Marguerite Radclyffe Hall and Una Troubridge

Local historian Helena Wojtczak has released a new book this month. Notable Sussex Women is a richly-illustrated collection of 580 short biographies of outstanding, eminent, eccentric, famous or rebellious women who were born, lived or died in Sussex. The book is in stock at Martello Books, 26 High St, Rye and is available online at www.hastingspress.co.uk.

The following are two very Notable Sussex Women who lived and worked in Rye.

Among the two hundred who lived in the east side of the county was Marguerite Radclyffe Hall (1880–1943), a poet, songwriter and novelist.

A graduate of King’s College, London, her most famous work was The Well of Loneliness (1928), which gained fame when it was banned for obscenity because of its lesbian theme. It has never been out of print and the latest edition appeared in 2006. Miss Hall lived in luxury, firstly with society beauty Mabel Batten, twentyfour years her senior, who died in 1916; then with Miss Batten’s cousin, Una Troubridge for twenty-eight years, in various locations, including two in Rye: The Forecastle, Hucksteps Row, and Blackboys, High Street (which bears a plaque) in the 1930s. Miss Hall, with cropped hair, gentlemen’s tailored suits, spats and monocle, acted as Mrs Troubridge’s husband, calling herself ‘John’. The nature of their relationship became public knowledge during the trial of her novel. By all accounts she was a demanding, autocratic and ruthlessly unfaithful lover. A convert to Roman Catholicism, she died and was buried in London, where she is honoured with an English Heritage blue plaque.

                              Una Troubridge

Her lover Una Troubridge (1887–1963) was an artist and writer. A student of the Royal College of Art, she set up a sculpture studio, where she produced her most famous work ‘Nijinsky as The Fawn’. Obliged to marry for financial support, she chose Captain Ernest Troubridge, a widower twenty-five years her senior, by whom she had a daughter.
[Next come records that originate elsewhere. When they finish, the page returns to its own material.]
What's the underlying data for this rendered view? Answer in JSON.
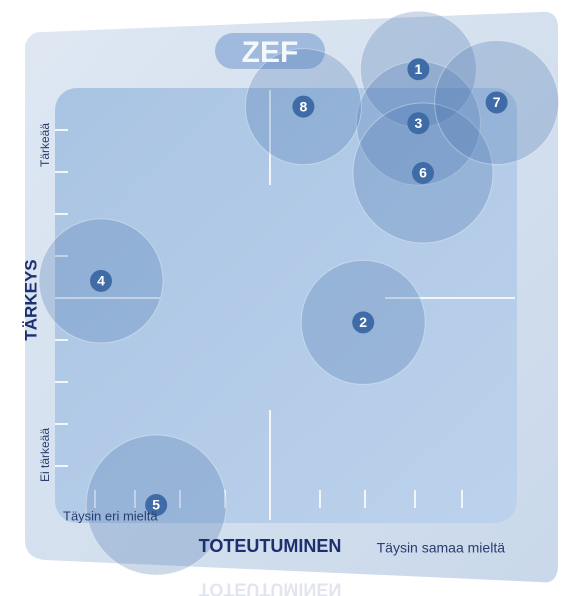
{
  "chart_data": {
    "type": "bubble",
    "title": "ZEF",
    "x_label": "TOTEUTUMINEN",
    "y_label": "TÄRKEYS",
    "y_top_label": "Tärkeää",
    "y_bottom_label": "Ei tärkeää",
    "x_left_label": "Täysin eri mieltä",
    "x_right_label": "Täysin samaa mieltä",
    "labels": [
      "1",
      "2",
      "3",
      "4",
      "5",
      "6",
      "7",
      "8"
    ],
    "x": [
      7.9,
      6.7,
      7.9,
      1.0,
      2.2,
      8.0,
      9.6,
      5.4
    ],
    "y": [
      10.5,
      4.4,
      9.2,
      5.4,
      0,
      8.0,
      9.7,
      9.6
    ],
    "sizes": [
      5.8,
      6.2,
      6.2,
      6.2,
      7.0,
      7.0,
      6.2,
      5.8
    ],
    "xlim": [
      0,
      10
    ],
    "ylim": [
      0,
      10
    ],
    "color": "#4a78b0"
  }
}
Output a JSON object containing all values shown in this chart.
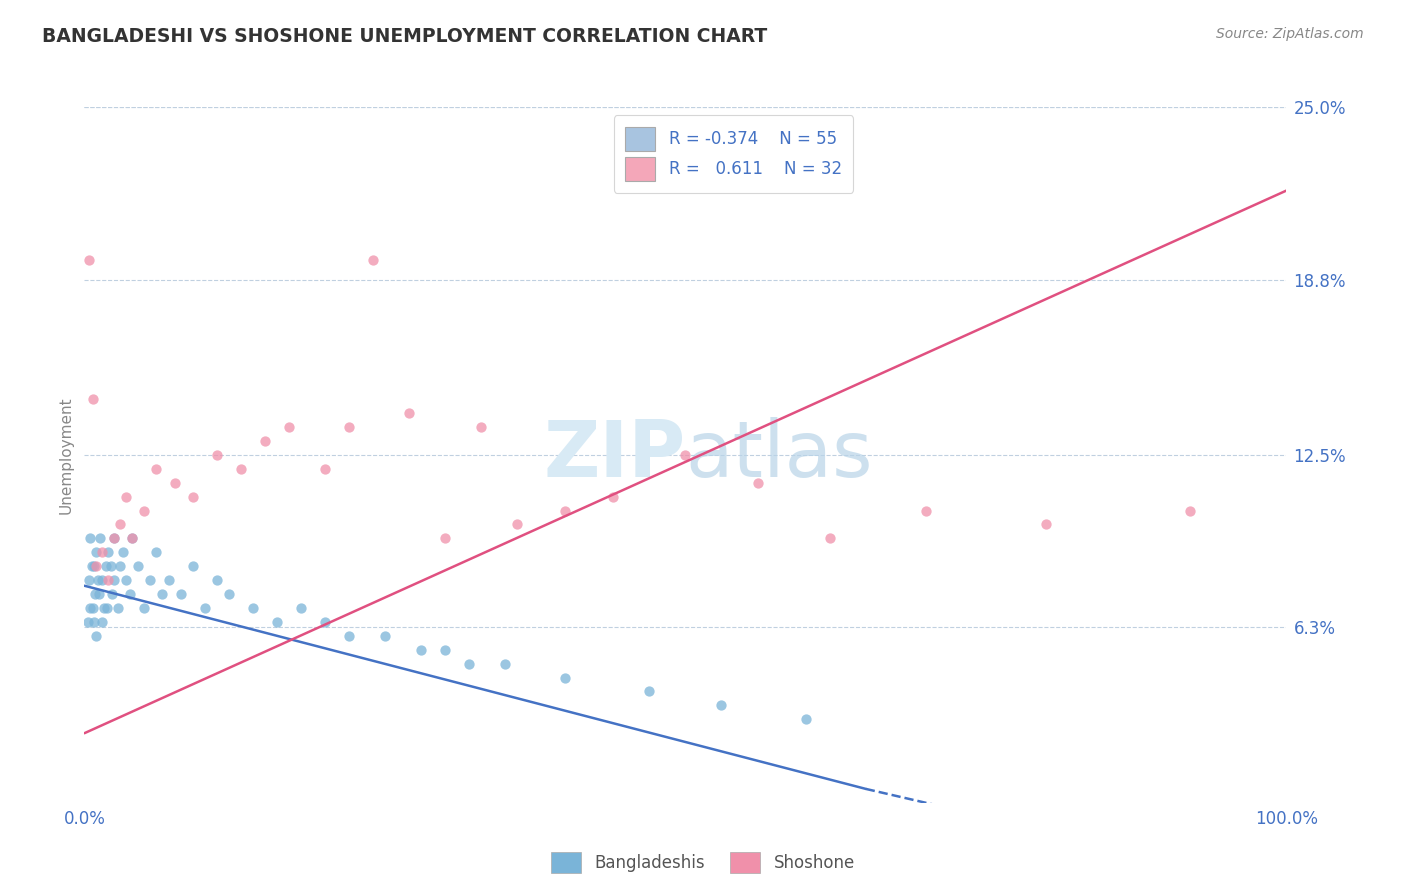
{
  "title": "BANGLADESHI VS SHOSHONE UNEMPLOYMENT CORRELATION CHART",
  "source_text": "Source: ZipAtlas.com",
  "ylabel": "Unemployment",
  "xlim": [
    0,
    100
  ],
  "ylim": [
    0,
    25
  ],
  "ytick_vals": [
    6.3,
    12.5,
    18.8,
    25.0
  ],
  "legend_color1": "#a8c4e0",
  "legend_color2": "#f4a7b9",
  "blue_color": "#7ab4d8",
  "pink_color": "#f090aa",
  "trend_blue_color": "#4472c4",
  "trend_pink_color": "#e05080",
  "watermark_color": "#d8eaf5",
  "title_color": "#333333",
  "axis_label_color": "#4472c4",
  "background_color": "#ffffff",
  "blue_trend_start_x": 0,
  "blue_trend_start_y": 7.8,
  "blue_trend_end_solid_x": 65,
  "blue_trend_end_solid_y": 0.5,
  "blue_trend_end_dash_x": 78,
  "blue_trend_end_dash_y": -0.8,
  "pink_trend_start_x": 0,
  "pink_trend_start_y": 2.5,
  "pink_trend_end_x": 100,
  "pink_trend_end_y": 22.0,
  "bangladeshi_x": [
    0.3,
    0.4,
    0.5,
    0.5,
    0.6,
    0.7,
    0.8,
    0.8,
    0.9,
    1.0,
    1.0,
    1.1,
    1.2,
    1.3,
    1.5,
    1.5,
    1.6,
    1.8,
    1.9,
    2.0,
    2.2,
    2.3,
    2.5,
    2.5,
    2.8,
    3.0,
    3.2,
    3.5,
    3.8,
    4.0,
    4.5,
    5.0,
    5.5,
    6.0,
    6.5,
    7.0,
    8.0,
    9.0,
    10.0,
    11.0,
    12.0,
    14.0,
    16.0,
    18.0,
    20.0,
    22.0,
    25.0,
    28.0,
    30.0,
    32.0,
    35.0,
    40.0,
    47.0,
    53.0,
    60.0
  ],
  "bangladeshi_y": [
    6.5,
    8.0,
    7.0,
    9.5,
    8.5,
    7.0,
    6.5,
    8.5,
    7.5,
    9.0,
    6.0,
    8.0,
    7.5,
    9.5,
    8.0,
    6.5,
    7.0,
    8.5,
    7.0,
    9.0,
    8.5,
    7.5,
    8.0,
    9.5,
    7.0,
    8.5,
    9.0,
    8.0,
    7.5,
    9.5,
    8.5,
    7.0,
    8.0,
    9.0,
    7.5,
    8.0,
    7.5,
    8.5,
    7.0,
    8.0,
    7.5,
    7.0,
    6.5,
    7.0,
    6.5,
    6.0,
    6.0,
    5.5,
    5.5,
    5.0,
    5.0,
    4.5,
    4.0,
    3.5,
    3.0
  ],
  "shoshone_x": [
    0.4,
    0.7,
    1.0,
    1.5,
    2.0,
    2.5,
    3.0,
    3.5,
    4.0,
    5.0,
    6.0,
    7.5,
    9.0,
    11.0,
    13.0,
    15.0,
    17.0,
    20.0,
    22.0,
    24.0,
    27.0,
    30.0,
    33.0,
    36.0,
    40.0,
    44.0,
    50.0,
    56.0,
    62.0,
    70.0,
    80.0,
    92.0
  ],
  "shoshone_y": [
    19.5,
    14.5,
    8.5,
    9.0,
    8.0,
    9.5,
    10.0,
    11.0,
    9.5,
    10.5,
    12.0,
    11.5,
    11.0,
    12.5,
    12.0,
    13.0,
    13.5,
    12.0,
    13.5,
    19.5,
    14.0,
    9.5,
    13.5,
    10.0,
    10.5,
    11.0,
    12.5,
    11.5,
    9.5,
    10.5,
    10.0,
    10.5
  ]
}
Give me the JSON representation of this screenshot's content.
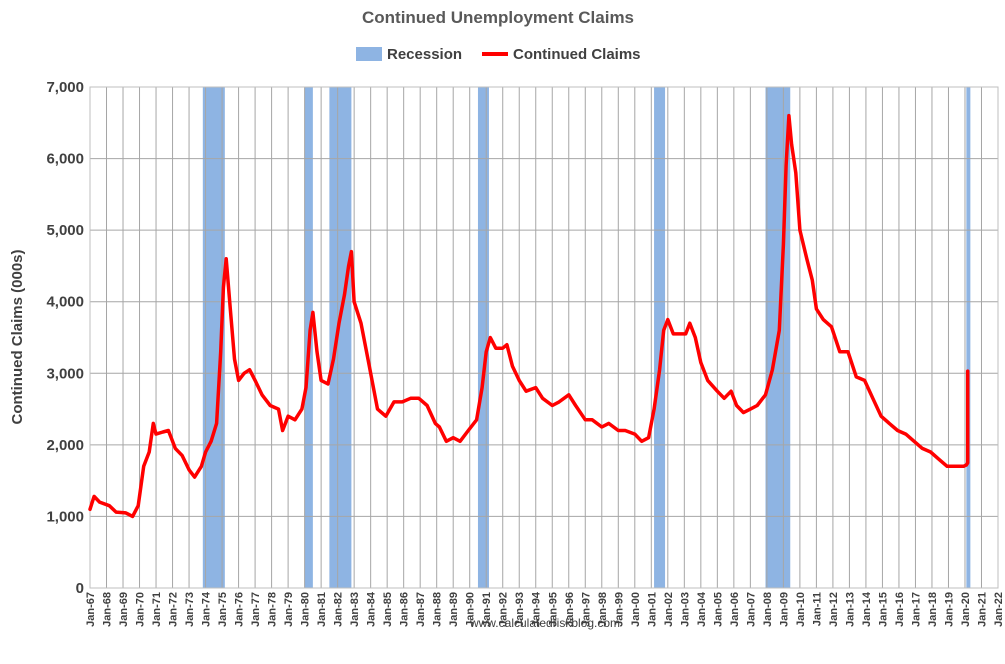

In 1917 she left him for Marguerite Radclyffe Hall and gained a legal separation in 1919, some months before he received a knighthood. She lived with Miss Hall for twenty-eight years.

Between 1930 and 1961 she wrote several books, including This Man and This Woman; and The Life and Death of Radclyffe Hall, and translated books from French, including The Little World of Don Camillo, Under the Bolshevik Uniform and works by Colette. She was noted for wearing a monocle and immaculate male dress suits in the 1920s dressing as an elegant lady in the 1930s and for wearing her late girlfriend’s exquisitely-tailored suits (altered to fit) in the 1940s.

In later life she bred pedigree dogs and was a member of the Ladies’ Kennel Club. A convert to Roman Catholicism, after Miss Hall’s death she moved to Florence and died in Rome.